The models that do well on the unseen data are in some sense more robust, reliable, and it gives you a feel for the constraints the data are placing on the models. You can see what conditions are needed to give certain results.

The results are placed in the animated gif above, where the blue temperatures are the out-of-sample values.

A number of models are shown.

Red – Linear
Green – Sinusoidals (21 and 63 year) and acceleration
Blue – Sinusoidals (21 and 63 year) and linear
Cyan – Sinusoidals (21, 63 and 1000)
Magenta – Sinusoidals (21 and 63 year) and exponential
Gray triangle – IPCC TAR climate model projections

As data is cut off from the front end, there is quite good accuracy in the cyan, magenta and green models, even back to 1950. That is, models incorporating natural variation, and either exponential, acceleration, or a long term (1000yr) sinusoidals predict temperature up to 2009 quite well. The linear, and linear+sigmoids are poor.

As data is cut off from the beginning, all the models hindcast reasonably well, except the linear and sigmoidals.

The models really struggle when you look only at the period since 1975, as they are clearly unconstrained. Models developed on this period are the only ones that drive the linear model into the IPCC projected gray zone.

In all reasonable cases, the models with sinusoids and non-linear terms project slightly higher temperatures than the linear models, but still well below the IPCC projected regions.

The conclusions would be:

1. While there is evidence of an acceleration in temperatures, the temperatures projected are lower than the lower limit of the IPCC projections.

2. These models, with acceleration and the ~20 and ~60 year natural variation, are very robust predictors of temperature, even up to 60 years in the future.

3. The confidence intervals of these predictors are far narrower than the corresponding CI’s of climate models.

These predictions are only based on the limited 150 year temperatures. As these natural variations are ‘quasi-periodic’ they can change in intensity quite suddenly, and different modes switch in and out.

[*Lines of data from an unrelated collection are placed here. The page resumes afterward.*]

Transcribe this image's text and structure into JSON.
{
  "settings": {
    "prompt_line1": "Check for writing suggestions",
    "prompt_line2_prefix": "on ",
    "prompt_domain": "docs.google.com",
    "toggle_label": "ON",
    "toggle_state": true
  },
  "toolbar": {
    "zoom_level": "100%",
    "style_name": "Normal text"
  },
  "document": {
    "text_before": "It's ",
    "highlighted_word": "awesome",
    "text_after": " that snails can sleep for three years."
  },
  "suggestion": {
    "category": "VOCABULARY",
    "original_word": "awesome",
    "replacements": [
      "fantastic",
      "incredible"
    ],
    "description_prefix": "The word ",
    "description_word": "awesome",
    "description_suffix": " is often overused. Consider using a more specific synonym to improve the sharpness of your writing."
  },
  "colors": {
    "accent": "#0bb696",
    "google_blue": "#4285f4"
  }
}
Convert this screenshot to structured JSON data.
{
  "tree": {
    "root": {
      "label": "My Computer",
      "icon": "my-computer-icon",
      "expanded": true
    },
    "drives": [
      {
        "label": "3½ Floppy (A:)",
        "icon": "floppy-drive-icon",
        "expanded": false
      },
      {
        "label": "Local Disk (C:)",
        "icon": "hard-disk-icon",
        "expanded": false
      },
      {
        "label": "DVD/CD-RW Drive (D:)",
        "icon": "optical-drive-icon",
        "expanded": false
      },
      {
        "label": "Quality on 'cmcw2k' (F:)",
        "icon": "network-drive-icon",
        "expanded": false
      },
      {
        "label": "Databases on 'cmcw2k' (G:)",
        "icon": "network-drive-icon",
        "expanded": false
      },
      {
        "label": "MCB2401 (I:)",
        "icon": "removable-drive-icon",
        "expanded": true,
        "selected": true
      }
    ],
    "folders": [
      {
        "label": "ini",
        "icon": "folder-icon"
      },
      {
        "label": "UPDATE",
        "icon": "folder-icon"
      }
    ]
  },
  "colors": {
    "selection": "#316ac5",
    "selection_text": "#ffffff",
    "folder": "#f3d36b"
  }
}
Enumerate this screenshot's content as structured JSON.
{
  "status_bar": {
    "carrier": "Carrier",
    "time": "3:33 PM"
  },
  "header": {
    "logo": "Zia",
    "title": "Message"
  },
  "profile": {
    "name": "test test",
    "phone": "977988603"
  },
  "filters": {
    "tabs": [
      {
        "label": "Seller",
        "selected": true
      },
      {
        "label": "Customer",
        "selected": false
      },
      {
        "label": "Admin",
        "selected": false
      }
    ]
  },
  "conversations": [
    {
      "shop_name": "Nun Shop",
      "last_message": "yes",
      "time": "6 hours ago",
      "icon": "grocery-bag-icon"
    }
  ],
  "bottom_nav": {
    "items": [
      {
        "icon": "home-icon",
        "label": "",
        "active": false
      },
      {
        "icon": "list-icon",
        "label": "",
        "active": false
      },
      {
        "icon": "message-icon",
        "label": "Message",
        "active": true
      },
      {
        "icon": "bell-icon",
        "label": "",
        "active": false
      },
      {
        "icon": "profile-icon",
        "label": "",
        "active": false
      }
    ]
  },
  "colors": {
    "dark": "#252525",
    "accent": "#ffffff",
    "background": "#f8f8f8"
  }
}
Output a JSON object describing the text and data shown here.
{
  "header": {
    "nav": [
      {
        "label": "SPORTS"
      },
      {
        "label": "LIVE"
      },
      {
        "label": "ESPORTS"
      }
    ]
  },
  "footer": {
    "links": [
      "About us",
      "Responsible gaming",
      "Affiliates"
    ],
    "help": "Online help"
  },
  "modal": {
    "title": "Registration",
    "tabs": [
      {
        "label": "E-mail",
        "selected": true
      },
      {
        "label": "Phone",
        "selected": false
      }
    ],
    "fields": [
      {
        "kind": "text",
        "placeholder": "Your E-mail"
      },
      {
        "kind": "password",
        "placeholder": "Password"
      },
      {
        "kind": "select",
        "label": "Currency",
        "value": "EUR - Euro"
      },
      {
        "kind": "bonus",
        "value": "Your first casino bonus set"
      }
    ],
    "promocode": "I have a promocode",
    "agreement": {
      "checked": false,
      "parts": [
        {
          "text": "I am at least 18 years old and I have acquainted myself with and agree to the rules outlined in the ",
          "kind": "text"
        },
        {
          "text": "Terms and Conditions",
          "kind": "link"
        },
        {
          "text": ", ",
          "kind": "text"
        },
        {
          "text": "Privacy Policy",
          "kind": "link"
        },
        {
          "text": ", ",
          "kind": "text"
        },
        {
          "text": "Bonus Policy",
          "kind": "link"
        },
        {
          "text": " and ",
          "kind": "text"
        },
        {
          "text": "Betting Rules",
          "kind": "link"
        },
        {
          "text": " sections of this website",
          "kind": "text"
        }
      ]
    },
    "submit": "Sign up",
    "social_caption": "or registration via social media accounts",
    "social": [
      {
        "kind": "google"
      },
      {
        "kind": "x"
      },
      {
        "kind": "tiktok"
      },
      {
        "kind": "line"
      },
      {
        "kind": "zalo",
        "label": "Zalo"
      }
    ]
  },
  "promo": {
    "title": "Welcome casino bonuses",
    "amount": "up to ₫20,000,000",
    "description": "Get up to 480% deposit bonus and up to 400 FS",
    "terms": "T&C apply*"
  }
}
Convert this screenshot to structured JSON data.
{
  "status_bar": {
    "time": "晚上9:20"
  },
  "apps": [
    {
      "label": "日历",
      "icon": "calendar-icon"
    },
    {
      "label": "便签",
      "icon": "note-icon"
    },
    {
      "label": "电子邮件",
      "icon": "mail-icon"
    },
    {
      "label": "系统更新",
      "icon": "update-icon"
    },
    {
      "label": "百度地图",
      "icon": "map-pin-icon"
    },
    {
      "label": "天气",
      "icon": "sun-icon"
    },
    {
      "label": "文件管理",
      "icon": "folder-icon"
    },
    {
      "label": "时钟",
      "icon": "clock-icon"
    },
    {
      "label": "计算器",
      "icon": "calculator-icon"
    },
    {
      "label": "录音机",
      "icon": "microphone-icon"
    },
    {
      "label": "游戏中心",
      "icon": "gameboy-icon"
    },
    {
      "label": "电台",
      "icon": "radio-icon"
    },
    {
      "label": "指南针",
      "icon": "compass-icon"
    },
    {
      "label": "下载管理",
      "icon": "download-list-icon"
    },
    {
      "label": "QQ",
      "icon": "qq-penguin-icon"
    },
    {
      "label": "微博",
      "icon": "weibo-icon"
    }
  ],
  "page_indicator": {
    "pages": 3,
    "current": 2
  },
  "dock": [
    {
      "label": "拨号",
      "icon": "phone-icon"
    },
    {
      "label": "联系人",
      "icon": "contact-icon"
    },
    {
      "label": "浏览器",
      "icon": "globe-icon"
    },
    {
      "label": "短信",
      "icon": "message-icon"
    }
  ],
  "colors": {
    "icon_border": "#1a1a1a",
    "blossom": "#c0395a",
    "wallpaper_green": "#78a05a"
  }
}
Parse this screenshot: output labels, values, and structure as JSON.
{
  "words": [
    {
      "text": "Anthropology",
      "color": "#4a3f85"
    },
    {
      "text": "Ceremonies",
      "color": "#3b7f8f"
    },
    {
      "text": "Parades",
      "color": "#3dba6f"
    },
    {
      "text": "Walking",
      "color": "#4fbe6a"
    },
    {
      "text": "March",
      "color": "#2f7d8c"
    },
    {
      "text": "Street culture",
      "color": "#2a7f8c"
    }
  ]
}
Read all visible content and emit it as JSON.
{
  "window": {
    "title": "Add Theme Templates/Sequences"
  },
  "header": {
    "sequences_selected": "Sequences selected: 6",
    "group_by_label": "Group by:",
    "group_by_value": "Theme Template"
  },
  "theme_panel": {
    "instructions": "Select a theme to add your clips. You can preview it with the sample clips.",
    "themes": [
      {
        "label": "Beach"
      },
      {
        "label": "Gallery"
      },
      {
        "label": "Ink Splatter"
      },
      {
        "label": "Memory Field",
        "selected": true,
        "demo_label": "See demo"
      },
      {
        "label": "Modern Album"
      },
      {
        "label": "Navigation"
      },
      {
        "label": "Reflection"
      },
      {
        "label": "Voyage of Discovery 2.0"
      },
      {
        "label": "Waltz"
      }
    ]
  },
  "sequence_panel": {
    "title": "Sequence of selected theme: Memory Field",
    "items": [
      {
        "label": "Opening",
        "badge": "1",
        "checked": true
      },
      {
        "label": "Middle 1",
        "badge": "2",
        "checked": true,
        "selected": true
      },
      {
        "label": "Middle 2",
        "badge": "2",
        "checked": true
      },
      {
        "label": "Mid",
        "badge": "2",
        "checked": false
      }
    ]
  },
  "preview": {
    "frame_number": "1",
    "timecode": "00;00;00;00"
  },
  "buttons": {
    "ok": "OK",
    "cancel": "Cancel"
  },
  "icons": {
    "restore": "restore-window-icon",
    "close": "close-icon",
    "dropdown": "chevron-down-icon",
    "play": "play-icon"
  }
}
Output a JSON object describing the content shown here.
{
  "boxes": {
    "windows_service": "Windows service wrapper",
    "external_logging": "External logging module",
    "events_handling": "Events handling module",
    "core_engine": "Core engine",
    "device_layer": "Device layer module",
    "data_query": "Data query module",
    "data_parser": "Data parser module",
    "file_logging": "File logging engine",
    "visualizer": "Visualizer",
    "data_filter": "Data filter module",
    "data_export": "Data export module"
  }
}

It should be noted that the high rates of warming are only obtained in the absence of data before 1950 or 1975. It could be argued that only the recent warming is relevant to AGW. But given the fit and predictions of recent temperatures using the whole of the data, this argument does not hold water.

These analyses show that focusing on this portion of the record, in order to highlight high rates of warming, as often done by people such as Rahmstorf, could be regarded as an example of, to quote RealClimate, ‘an intellectually bankrupt nature of the scientific argument’.

These results support the conservative view, shown in many empirical studies, that when viewed in the proper context of natural variation, a large part of the recent increase in temperatures is natural, and the underlying rate of increase is lower than the lowest projection of the IPCC climate models.

Here is the figure showing observational estimates and IPCC projections to 2100 from Roy Spencer again.

The linear regression estimates fall right on the estimates of Spencer, Douglass, Forster and others.